When a company is expected to develop, investors remain able to invest (even at a high P/E ratio). This is because several years down the road the current stock price might look cheap in hindsight. The risk is that growth doesn't continue true to form. Investors have paid a high price expecting one thing, and not getting it. In such cases, a growth stock's price can fall emphatically.


  • Growth stocks typically don't pay dividends.
  • Growth stocks often look expensive, trading at a high P/E ratio, but such valuations could really be cheap assuming the company continues to develop rapidly which will drive the share price up.
  • Growth stocks are often put conversely, with value stocks.
  • Since investors are paying a high price for a growth stock, based on expectation, in the event that those expectations aren't realized growth stocks can see sensational declines.
  • Growth stocks are those companies expected to develop sales and earnings at a faster rate than the market average.

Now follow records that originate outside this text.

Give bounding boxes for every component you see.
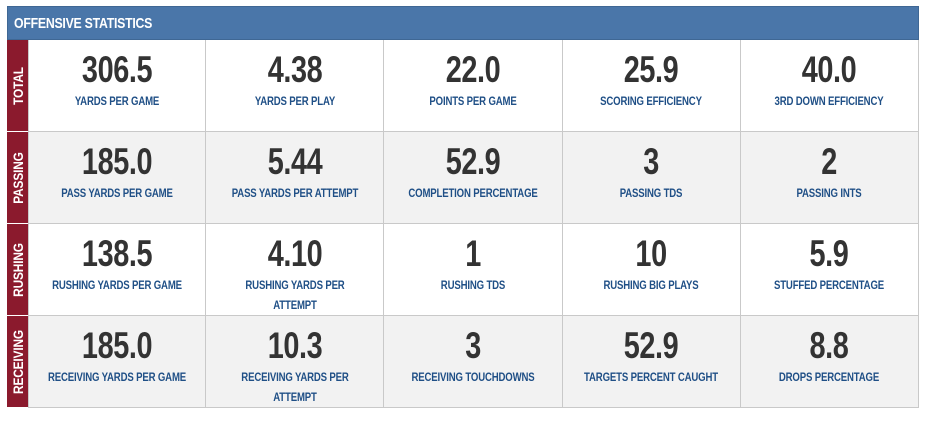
stat-label: SCORING EFFICIENCY (600, 94, 702, 108)
row-label-total: TOTAL (7, 40, 28, 132)
stat-label: TARGETS PERCENT CAUGHT (584, 370, 719, 384)
stat-value: 3 (643, 141, 659, 182)
stat-label: RUSHING YARDS PER GAME (52, 278, 183, 292)
stat-cell: 5.9 STUFFED PERCENTAGE (740, 224, 919, 316)
stat-cell: 22.0 POINTS PER GAME (384, 40, 563, 132)
stat-label: COMPLETION PERCENTAGE (408, 186, 538, 200)
stat-value: 8.8 (809, 325, 849, 366)
stat-value: 5.9 (809, 233, 849, 274)
stat-label: RUSHING BIG PLAYS (603, 278, 699, 292)
stat-label: PASS YARDS PER ATTEMPT (231, 186, 359, 200)
stat-value: 5.44 (267, 141, 323, 182)
stat-cell: 10 RUSHING BIG PLAYS (562, 224, 741, 316)
stat-cell: 306.5 YARDS PER GAME (28, 40, 207, 132)
stat-value: 185.0 (81, 141, 153, 182)
stat-value: 25.9 (623, 49, 679, 90)
stat-value: 10 (635, 233, 667, 274)
stat-cell: 40.0 3RD DOWN EFFICIENCY (740, 40, 919, 132)
stat-label: DROPS PERCENTAGE (779, 370, 880, 384)
stat-cell: 1 RUSHING TDS (384, 224, 563, 316)
stat-value: 4.38 (267, 49, 323, 90)
stat-label: YARDS PER PLAY (254, 94, 335, 108)
stat-cell: 4.10 RUSHING YARDS PER ATTEMPT (206, 224, 385, 316)
row-label-rushing: RUSHING (7, 224, 28, 316)
stat-value: 3 (465, 325, 481, 366)
stat-cell: 3 RECEIVING TOUCHDOWNS (384, 316, 563, 408)
stat-cell: 185.0 RECEIVING YARDS PER GAME (28, 316, 207, 408)
stat-value: 2 (821, 141, 838, 182)
row-label-receiving: RECEIVING (7, 316, 28, 408)
stat-value: 10.3 (267, 325, 323, 366)
stat-value: 4.10 (267, 233, 323, 274)
stats-row-receiving: RECEIVING 185.0 RECEIVING YARDS PER GAME … (7, 316, 919, 408)
stat-label: RECEIVING YARDS PER ATTEMPT (241, 370, 349, 404)
stat-label: RUSHING TDS (440, 278, 506, 292)
stat-value: 52.9 (445, 141, 501, 182)
stats-grid: TOTAL 306.5 YARDS PER GAME 4.38 YARDS PER … (7, 40, 919, 408)
stat-value: 1 (465, 233, 481, 274)
stat-cell: 8.8 DROPS PERCENTAGE (740, 316, 919, 408)
stat-value: 22.0 (445, 49, 501, 90)
stat-cell: 52.9 TARGETS PERCENT CAUGHT (562, 316, 741, 408)
stat-label: 3RD DOWN EFFICIENCY (774, 94, 884, 108)
stat-value: 52.9 (623, 325, 679, 366)
stat-cell: 25.9 SCORING EFFICIENCY (562, 40, 741, 132)
stats-row-rushing: RUSHING 138.5 RUSHING YARDS PER GAME 4.10… (7, 224, 919, 316)
stat-cell: 4.38 YARDS PER PLAY (206, 40, 385, 132)
stat-cell: 52.9 COMPLETION PERCENTAGE (384, 132, 563, 224)
stat-value: 185.0 (81, 325, 153, 366)
stat-cell: 2 PASSING INTS (740, 132, 919, 224)
panel-header: OFFENSIVE STATISTICS (7, 6, 919, 40)
stat-label: STUFFED PERCENTAGE (774, 278, 885, 292)
stats-row-passing: PASSING 185.0 PASS YARDS PER GAME 5.44 PAS… (7, 132, 919, 224)
stat-label: RECEIVING YARDS PER GAME (48, 370, 187, 384)
row-label-passing: PASSING (7, 132, 28, 224)
stat-cell: 185.0 PASS YARDS PER GAME (28, 132, 207, 224)
offensive-statistics-panel: OFFENSIVE STATISTICS TOTAL 306.5 YARDS PE… (7, 6, 919, 411)
stat-cell: 138.5 RUSHING YARDS PER GAME (28, 224, 207, 316)
stat-label: YARDS PER GAME (74, 94, 160, 108)
stat-cell: 10.3 RECEIVING YARDS PER ATTEMPT (206, 316, 385, 408)
stat-value: 138.5 (81, 233, 153, 274)
stat-label: RECEIVING TOUCHDOWNS (411, 370, 535, 384)
panel-title: OFFENSIVE STATISTICS (14, 14, 153, 32)
stats-row-total: TOTAL 306.5 YARDS PER GAME 4.38 YARDS PER … (7, 40, 919, 132)
stat-label: RUSHING YARDS PER ATTEMPT (245, 278, 345, 312)
stat-value: 306.5 (81, 49, 153, 90)
stat-cell: 3 PASSING TDS (562, 132, 741, 224)
stat-cell: 5.44 PASS YARDS PER ATTEMPT (206, 132, 385, 224)
stat-label: PASS YARDS PER GAME (61, 186, 173, 200)
stat-label: POINTS PER GAME (429, 94, 517, 108)
stat-label: PASSING TDS (619, 186, 683, 200)
stat-value: 40.0 (802, 49, 857, 90)
stat-label: PASSING INTS (796, 186, 862, 200)
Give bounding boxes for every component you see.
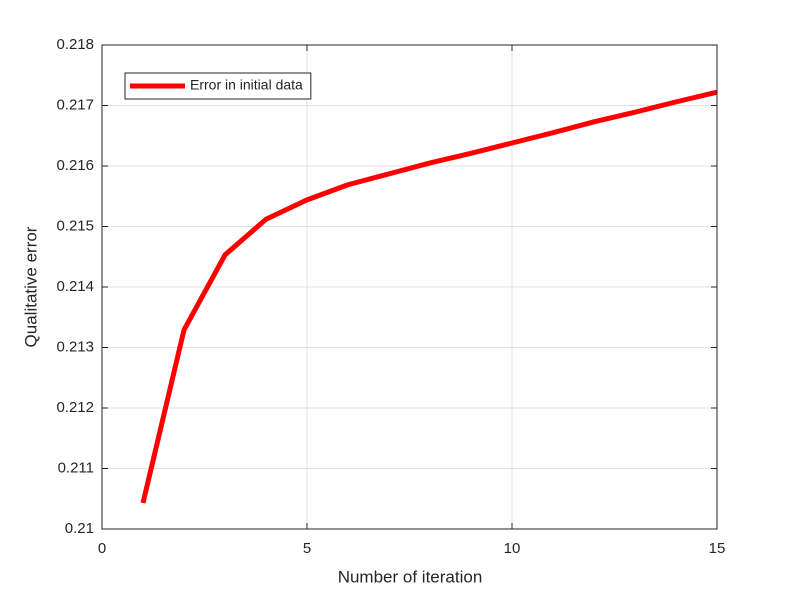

How Do You Know If a Stock Is Growth or Value?

Instead of shifting focus over to future growth potential, value stocks are those that are remembered to trade below what they are really worth and will consequently theoretically provide a superior return as their stock prices find fundamentals. Unlike growth stocks, which typically don't pay dividends, value stocks often have higher than average dividend yields. Value stocks likewise tend to have strong fundamentals with comparably low price-to-book (P/B) ratios and low P/E values — the opposite of growth stocks.

Are Growth Stocks Risky?

Similarly as with all investing, there is a fundamental trade-off between risk and return. Growth stocks provide a greater potential for future return, and they are consequently equally matched by greater risk than other types of investments like value stocks or corporate bonds. The principal risk is that the realized or expected growth doesn't continue into the future. Investors have paid a high price expecting one thing, and not getting it. In such cases, a growth stock's price can fall emphatically.

What Is Considered to Be a Growth Stock?

When it comes to stocks, "growth" means that the company has substantial room for capital appreciation. These tend to be newer and smaller-cap companies, or potentially those in growth sectors like technology or biotech. Growth stocks might have low or even negative earnings, often making the high P/E stocks.

What Is an Example of a Growth Stock?

As a hypothetical example, a growth stock would be a biotech startup that has begun work on a promising new cancer treatment. Currently, the product is just in the Phase I stage of clinical trials, and there is uncertainty whether the FDA will approve the medication candidate to continue on to Phase II and III trials. In the event that the medication passes and is ultimately approved for use, it could mean huge profits and capital gains. In the event that, however, the medication either doesn't function according to plan or causes severe side effects, that R&D spending might have been all to no end.